Even if you find an underlying asset that is negatively correlated (historically) to your currency pair, you still face a risk that both would go in different direction in the short run. There is no perfect hedge.
Sure it is possible, but I don't quite understand the question. For example, say you are short EUR/USD. You can hedge that position withe the CME micro or full futures contract http://www.cmegroup.com/trading/fx/g10/euro-fx.html . There won't be any loss (other than +/- on the bid/ask spread of each) but you won't make any money either (other than +/- on the bid/ask spread of each). There is some interest rate risk in this position, but you can hedge that too. I probably don't understand the question.

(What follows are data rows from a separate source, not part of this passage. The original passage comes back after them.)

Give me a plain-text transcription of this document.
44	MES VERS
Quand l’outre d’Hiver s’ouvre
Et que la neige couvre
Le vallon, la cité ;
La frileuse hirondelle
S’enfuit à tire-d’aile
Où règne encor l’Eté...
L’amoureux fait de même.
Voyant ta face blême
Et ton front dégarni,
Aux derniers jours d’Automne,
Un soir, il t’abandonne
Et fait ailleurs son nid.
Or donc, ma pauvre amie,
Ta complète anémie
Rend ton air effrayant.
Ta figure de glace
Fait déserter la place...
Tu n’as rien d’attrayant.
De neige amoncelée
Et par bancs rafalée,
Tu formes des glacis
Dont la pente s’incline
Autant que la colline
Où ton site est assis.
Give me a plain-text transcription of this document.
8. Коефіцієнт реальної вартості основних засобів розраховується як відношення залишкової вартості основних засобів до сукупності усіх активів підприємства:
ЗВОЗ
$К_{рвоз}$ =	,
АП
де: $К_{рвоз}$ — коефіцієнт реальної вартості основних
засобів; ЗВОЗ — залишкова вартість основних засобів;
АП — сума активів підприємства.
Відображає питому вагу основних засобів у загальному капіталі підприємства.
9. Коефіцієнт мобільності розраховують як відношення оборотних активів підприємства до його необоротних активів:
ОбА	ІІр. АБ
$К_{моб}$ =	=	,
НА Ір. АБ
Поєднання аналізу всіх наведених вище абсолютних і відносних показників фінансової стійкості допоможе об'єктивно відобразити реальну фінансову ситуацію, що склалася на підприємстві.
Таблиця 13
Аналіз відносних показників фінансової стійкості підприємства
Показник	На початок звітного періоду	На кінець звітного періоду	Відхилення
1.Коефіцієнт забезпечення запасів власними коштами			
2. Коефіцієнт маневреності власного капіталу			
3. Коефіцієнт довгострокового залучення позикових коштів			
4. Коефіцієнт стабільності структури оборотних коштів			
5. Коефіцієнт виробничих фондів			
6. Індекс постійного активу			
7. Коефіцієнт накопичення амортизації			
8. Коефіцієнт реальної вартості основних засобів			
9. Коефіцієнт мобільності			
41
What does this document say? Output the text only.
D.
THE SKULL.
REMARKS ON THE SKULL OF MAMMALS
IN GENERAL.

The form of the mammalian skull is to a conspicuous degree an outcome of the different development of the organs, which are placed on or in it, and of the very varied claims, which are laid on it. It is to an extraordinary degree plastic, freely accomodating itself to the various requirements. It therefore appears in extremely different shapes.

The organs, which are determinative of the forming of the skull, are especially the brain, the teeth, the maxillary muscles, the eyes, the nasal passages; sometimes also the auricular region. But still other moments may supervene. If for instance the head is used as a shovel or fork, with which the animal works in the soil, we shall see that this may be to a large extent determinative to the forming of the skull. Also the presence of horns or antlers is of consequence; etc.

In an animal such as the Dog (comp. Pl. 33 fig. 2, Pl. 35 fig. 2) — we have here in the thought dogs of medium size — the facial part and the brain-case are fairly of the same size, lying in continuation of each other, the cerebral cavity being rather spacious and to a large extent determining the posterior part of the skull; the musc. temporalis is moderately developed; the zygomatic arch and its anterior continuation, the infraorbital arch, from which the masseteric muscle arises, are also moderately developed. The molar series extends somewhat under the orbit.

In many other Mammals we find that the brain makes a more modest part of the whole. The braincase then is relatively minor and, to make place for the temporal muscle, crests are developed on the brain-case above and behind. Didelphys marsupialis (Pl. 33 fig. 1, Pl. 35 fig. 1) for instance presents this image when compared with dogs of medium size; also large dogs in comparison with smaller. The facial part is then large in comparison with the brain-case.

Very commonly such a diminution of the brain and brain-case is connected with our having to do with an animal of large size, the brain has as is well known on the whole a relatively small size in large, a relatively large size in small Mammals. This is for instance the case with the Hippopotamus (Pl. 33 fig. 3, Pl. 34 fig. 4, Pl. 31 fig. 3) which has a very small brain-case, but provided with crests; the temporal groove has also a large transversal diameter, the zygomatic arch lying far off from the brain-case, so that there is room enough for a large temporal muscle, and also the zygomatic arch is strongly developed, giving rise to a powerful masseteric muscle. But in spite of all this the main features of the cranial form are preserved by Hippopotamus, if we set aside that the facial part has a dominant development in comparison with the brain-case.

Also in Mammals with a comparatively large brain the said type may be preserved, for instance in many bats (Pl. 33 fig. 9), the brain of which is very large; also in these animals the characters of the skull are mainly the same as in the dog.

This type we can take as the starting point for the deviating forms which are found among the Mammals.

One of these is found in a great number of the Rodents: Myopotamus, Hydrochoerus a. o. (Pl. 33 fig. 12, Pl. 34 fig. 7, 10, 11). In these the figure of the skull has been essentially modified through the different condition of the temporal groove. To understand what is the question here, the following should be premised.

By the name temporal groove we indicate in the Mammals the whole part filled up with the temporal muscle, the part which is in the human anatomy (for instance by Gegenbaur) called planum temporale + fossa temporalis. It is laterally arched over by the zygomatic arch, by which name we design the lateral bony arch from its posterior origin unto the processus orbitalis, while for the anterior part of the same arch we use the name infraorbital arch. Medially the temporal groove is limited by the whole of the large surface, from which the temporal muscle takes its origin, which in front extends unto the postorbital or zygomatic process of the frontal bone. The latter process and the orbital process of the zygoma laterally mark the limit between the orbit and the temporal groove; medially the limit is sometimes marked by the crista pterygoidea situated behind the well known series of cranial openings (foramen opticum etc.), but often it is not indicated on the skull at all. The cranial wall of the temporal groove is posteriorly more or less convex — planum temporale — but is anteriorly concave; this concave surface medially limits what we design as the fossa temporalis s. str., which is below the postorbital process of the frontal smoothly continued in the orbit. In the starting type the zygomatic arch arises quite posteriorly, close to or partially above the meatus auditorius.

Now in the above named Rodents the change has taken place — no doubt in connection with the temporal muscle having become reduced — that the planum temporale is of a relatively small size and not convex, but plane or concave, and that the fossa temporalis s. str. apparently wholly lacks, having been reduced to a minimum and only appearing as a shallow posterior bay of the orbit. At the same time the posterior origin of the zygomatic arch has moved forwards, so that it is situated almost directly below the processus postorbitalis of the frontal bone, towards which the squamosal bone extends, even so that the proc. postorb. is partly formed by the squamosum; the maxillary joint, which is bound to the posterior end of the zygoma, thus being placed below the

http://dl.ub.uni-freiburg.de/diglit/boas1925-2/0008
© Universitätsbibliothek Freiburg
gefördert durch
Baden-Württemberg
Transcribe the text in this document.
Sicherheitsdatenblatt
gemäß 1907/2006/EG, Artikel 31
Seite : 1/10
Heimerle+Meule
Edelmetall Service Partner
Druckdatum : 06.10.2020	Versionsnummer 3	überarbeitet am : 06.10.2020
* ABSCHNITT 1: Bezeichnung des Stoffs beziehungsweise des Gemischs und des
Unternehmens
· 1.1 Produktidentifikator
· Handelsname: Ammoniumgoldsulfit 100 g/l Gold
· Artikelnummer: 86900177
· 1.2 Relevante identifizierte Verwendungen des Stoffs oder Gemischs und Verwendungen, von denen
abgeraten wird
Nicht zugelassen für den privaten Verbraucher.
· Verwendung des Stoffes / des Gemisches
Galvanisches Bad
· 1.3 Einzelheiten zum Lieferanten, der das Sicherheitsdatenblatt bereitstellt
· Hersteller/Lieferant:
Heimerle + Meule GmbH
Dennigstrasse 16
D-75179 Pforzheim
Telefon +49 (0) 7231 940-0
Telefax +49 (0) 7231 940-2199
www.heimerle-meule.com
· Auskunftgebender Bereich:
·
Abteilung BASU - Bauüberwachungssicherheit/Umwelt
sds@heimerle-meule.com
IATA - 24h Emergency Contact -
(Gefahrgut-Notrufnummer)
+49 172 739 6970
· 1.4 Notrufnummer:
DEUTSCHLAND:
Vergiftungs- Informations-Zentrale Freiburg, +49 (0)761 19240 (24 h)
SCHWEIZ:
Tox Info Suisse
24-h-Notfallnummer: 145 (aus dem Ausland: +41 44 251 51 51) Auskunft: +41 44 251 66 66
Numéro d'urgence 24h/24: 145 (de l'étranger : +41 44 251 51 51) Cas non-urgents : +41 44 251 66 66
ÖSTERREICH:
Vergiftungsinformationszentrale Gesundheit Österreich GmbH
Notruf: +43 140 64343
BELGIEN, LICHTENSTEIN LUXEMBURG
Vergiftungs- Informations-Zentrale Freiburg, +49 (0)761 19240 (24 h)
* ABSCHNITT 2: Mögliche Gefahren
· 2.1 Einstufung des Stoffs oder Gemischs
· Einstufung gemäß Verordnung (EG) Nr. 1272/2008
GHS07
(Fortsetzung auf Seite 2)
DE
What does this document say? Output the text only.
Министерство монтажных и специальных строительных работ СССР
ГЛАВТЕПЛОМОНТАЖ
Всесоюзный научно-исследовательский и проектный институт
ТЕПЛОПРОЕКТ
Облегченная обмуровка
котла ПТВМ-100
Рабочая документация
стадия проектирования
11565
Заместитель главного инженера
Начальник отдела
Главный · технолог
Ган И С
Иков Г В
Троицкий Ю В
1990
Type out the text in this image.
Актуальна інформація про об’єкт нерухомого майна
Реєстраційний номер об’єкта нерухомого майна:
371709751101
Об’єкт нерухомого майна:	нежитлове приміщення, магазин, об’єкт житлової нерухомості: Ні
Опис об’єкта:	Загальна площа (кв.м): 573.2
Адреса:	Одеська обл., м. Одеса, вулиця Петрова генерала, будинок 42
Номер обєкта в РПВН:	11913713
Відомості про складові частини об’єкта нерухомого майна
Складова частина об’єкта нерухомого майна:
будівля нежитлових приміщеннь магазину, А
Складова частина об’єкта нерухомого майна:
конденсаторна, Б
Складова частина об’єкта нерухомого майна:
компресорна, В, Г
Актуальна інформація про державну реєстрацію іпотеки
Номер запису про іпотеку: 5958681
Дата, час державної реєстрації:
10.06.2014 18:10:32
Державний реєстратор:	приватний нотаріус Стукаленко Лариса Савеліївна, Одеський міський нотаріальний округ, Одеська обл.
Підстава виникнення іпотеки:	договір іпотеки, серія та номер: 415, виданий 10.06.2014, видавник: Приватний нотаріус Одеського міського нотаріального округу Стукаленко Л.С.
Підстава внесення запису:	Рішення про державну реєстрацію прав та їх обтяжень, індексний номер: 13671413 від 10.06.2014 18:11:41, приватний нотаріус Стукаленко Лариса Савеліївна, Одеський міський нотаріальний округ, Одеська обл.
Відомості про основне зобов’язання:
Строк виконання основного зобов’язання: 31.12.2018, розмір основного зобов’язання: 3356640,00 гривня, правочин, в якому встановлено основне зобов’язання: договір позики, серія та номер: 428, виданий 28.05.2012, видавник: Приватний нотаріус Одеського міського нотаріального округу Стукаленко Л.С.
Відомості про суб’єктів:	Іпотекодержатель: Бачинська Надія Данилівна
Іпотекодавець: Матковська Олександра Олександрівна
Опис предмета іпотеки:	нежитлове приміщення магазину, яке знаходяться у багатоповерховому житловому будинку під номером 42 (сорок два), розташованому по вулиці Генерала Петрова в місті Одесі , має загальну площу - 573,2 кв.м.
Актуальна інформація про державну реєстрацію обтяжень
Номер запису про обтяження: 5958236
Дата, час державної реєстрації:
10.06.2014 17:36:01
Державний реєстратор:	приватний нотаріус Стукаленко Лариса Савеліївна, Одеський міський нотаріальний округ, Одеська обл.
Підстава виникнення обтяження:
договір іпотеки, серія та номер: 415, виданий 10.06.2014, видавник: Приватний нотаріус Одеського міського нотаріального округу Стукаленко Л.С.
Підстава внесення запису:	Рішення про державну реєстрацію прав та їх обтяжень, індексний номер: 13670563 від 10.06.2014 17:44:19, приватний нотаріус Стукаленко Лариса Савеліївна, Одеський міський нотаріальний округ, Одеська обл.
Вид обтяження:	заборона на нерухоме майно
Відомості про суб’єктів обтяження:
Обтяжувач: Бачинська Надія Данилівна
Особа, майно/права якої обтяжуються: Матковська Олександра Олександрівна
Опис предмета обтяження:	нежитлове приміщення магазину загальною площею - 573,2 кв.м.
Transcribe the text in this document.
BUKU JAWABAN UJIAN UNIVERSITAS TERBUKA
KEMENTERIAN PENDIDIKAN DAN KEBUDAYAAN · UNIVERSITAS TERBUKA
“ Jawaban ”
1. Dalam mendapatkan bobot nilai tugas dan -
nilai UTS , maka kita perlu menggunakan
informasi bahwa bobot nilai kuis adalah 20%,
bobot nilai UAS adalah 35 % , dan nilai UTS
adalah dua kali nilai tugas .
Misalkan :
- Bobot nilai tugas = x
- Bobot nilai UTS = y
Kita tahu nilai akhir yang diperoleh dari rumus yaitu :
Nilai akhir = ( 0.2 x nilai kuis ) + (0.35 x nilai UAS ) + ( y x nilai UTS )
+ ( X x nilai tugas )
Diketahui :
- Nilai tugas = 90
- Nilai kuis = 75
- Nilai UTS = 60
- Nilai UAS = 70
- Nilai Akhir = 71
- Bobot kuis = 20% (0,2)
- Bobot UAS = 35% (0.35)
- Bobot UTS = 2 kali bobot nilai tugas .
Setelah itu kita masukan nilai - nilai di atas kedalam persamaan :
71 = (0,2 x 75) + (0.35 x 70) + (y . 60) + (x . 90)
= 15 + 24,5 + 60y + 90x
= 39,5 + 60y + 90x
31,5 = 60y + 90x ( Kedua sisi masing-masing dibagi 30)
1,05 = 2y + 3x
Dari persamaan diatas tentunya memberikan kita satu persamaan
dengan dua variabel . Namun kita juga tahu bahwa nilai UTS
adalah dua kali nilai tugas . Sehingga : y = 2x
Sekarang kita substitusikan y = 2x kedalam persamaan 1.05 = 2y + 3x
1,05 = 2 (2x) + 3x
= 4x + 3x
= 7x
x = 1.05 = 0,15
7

I never understood what "hedging an fx position" means and what the benefits are. The cost of a hedge is most likely always more expensive than simply squaring the existing currency position. Offsetting the entire risk should always be done via a closing of an open positions. Hedges come in play when partial risk is unwanted and one wants to isolate against those partial risks. An index future or an index option comes to play to protect against market wide, systemic risk while wanting to expose oneself to firm specific risk. Specific greeks in options come to mind as well, but hedging an fx position does not make much sense in my book.
No free lunch. Ever. If the drawdowns are causing anxiety, just own it and bump your size way down or switch products entirely. Just my 2 cent.
The term "hedging" in the fx world was introduced by bucket retail-oriented brokers who are in urgent need to bump up commission earned via spreads, which most of the such brokers mark up. Gullible newbies were convinced by shady sales men that it makes a difference to hold onto an existing position and open a new position to "hedge" the existing position. Truth be told, the existing position can be reduced or expanded and has the exact same profit and loss effect than trading in the same instrument. If I remember correctly anyone who is regulated in the US actually had to drop this whole "hedging" crap as it mislead investors. An fx position can be broken down into the constituent currency exposures, say I hold a long 100,000 USDJPY position then I am currently long 100,000 USD and short 10,160,000 Japanese yen. Trading in the same instrument will simply adjust the exposures in both currencies, whether traded as a "hedge" or whether the original position is adjusted.